Senaryosunun Anton Çehov’un Martı adlı oyunundan esinlenerek yazıldığı söylenen Bir Umut, okuma provası sahneleri de düşünüldüğünde Drive My Car’la benzerlikler taşıyor. Ancak bu benzerlik, yedi göbek uzaktan iki akrabanın olduğu kadar bile değil. Ayrıca Özcan Alper’in Netflix’e yaptığı Aşıklar Bayramı’na da benziyor. O bizi üzmüştü, bu daha da üzdü. Dante’nin İlahi Komedya adlı eserinin Inferno bölümünden bir kısım, orijinal Latince metni ile Ozan Türkyılmaz tarafından film için özel olarak bestelenmiş. Aylardır setten haberler geliyordu, basın mensupları sete davet edilmişti, büyük bir ihtimam ve beklenti vardı özetle ama dağ fare doğurdu.
Oyunculuk kariyerini ilerletmek için çırpınan 35 yaşında bir adam, eşinin yönettiği tiyatro oyununun provalarından izin alıp bir sinema filminin seçmelerine katılmak için yola çıkar. Ne var ki gözlerini belerterek şaşırdığı bir haber alır, triplere girer, saçma sapan davranışlar sergiler, eşi aldatıldığını bile düşünür bu garip hallerden ama meğerse 20 senedir görmediği annesi tedavi olmak için şehre gelmiştir ve dayısının işi çıktığı için kendisi ilgilenmek zorundadır. (Yaklaşık 20 dakikalık bu bölüm atılsa, filmden hiçbir şey eksilmez. Çünkü Umut’un oyuncu olması da okuma provaları da ana hikayeyle ve karakter gelişimiyle alakasız.) Yapacağı annesini otele yerleştirmek ve hastaneye götürmekten ibarettir ama 20 senelik hırs ve sinir, adamı yer bitirir. Fena bir çıkış noktası değil diye düşünülebilir ancak senaryo kısır. Hiçbir yere gitmiyor. Büyüyememiş bir adam başkarakter Umut, suçu da annesinin sevgisizliğine atıyor ancak elimizde başka hiçbir veri yok. Kıskandığı bir eşi var, kariyeri kör topal ama bu kadar. Uzun bakışmaların, ağdalı sözlerin vardığı bir yer yok. Anneyle 20 sene önce dile getirilen kavgayı tekrarlamak dışında bir diyaloğa girmiyor. Karısıyla derdi tam olarak ne, çocuk mevzusuna bakışı nasıl, anlaşılmıyor. Çocuk istemiyor belli, çünkü kendisi sevgisiz büyümüş ama bu “sürpriz hamilelik” sahnesiyle beraber senaryoya şöyle bir yapıştırılıyor, tutkal yetmiyor.

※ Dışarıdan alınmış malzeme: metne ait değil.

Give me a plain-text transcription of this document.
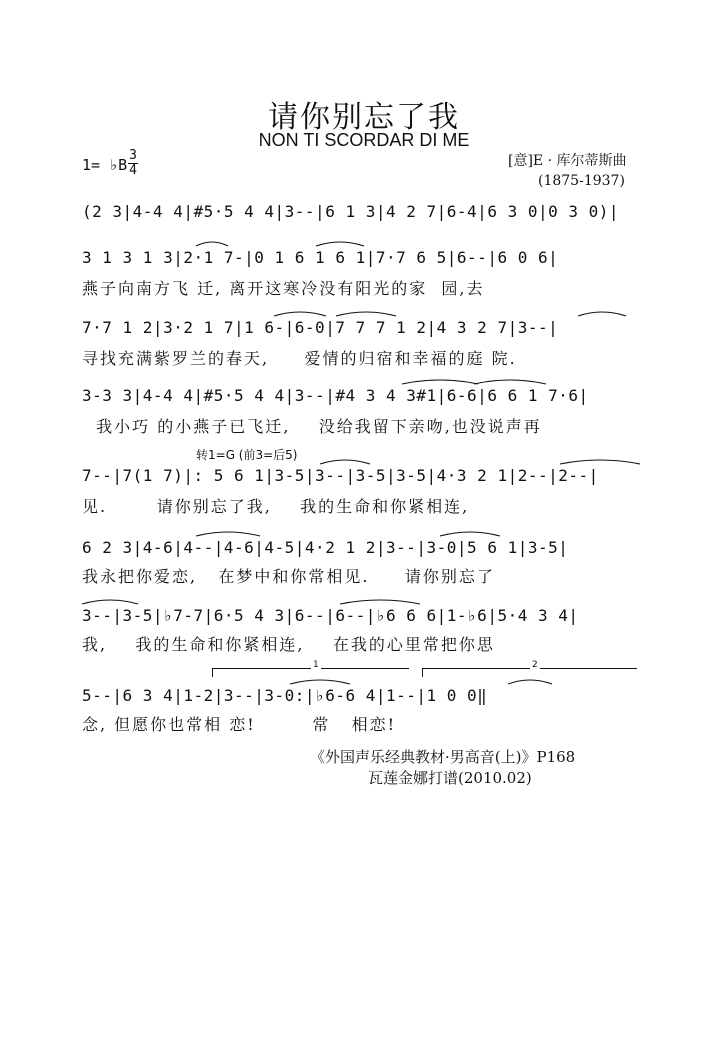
请你别忘了我
NON TI SCORDAR DI ME
1= ♭B
3
4
[意]E · 库尔蒂斯曲
(1875-1937)
(2 3|4-4 4|#5·5 4 4|3--|6 1 3|4 2 7|6-4|6 3 0|0 3 0)|
3 1 3 1 3|2·1 7-|0 1 6 1 6 1|7·7 6 5|6--|6 0 6|
燕子向南方飞 迁, 离开这寒冷没有阳光的家  园,去
7·7 1 2|3·2 1 7|1 6-|6-0|7 7 7 1 2|4 3 2 7|3--|
寻找充满紫罗兰的春天,     爱情的归宿和幸福的庭 院.
3-3 3|4-4 4|#5·5 4 4|3--|#4 3 4 3#1|6-6|6 6 1 7·6|
我小巧 的小燕子已飞迁,    没给我留下亲吻,也没说声再
转1=G (前3=后5)
7--|7(1 7)|: 5 6 1|3-5|3--|3-5|3-5|4·3 2 1|2--|2--|
见.       请你别忘了我,    我的生命和你紧相连,
6 2 3|4-6|4--|4-6|4-5|4·2 1 2|3--|3-0|5 6 1|3-5|
我永把你爱恋,   在梦中和你常相见.     请你别忘了
3--|3-5|♭7-7|6·5 4 3|6--|6--|♭6 6 6|1-♭6|5·4 3 4|
我,    我的生命和你紧相连,    在我的心里常把你思
1	2
5--|6 3 4|1-2|3--|3-0:|♭6-6 4|1--|1 0 0‖
念, 但愿你也常相 恋!        常   相恋!
《外国声乐经典教材·男高音(上)》P168
瓦莲金娜打谱(2010.02)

Bir Umut’u baştan sona nefes aldırmayan bir iç sıkıntısıyla izledim. Hayır, yönetmen öyle bir atmosfer kurup amacına ulaştığı için değil. Sinemamızın kendi kuyruğunu kovalayan bir topal hayvan oluşunu bir kez daha gördüğüm için. Ne akılda kalıcı bir sahne çekebilmişler, ne unutulmaz bir replik yazabilmişler. Ne karakterler nevi şahsına münhasır ne de hikâyenin beklenmedik bir açılımı var. Bunca fon, destek, insan gücü ve zaman… Bunun için mi diyorsunuz izledikten sonra. Seneye bu zamanlar kimsenin adını hatırlamayacağı, sönük, incelikten uzak bir tomar sahne için mi toplandı(k) bunca insan…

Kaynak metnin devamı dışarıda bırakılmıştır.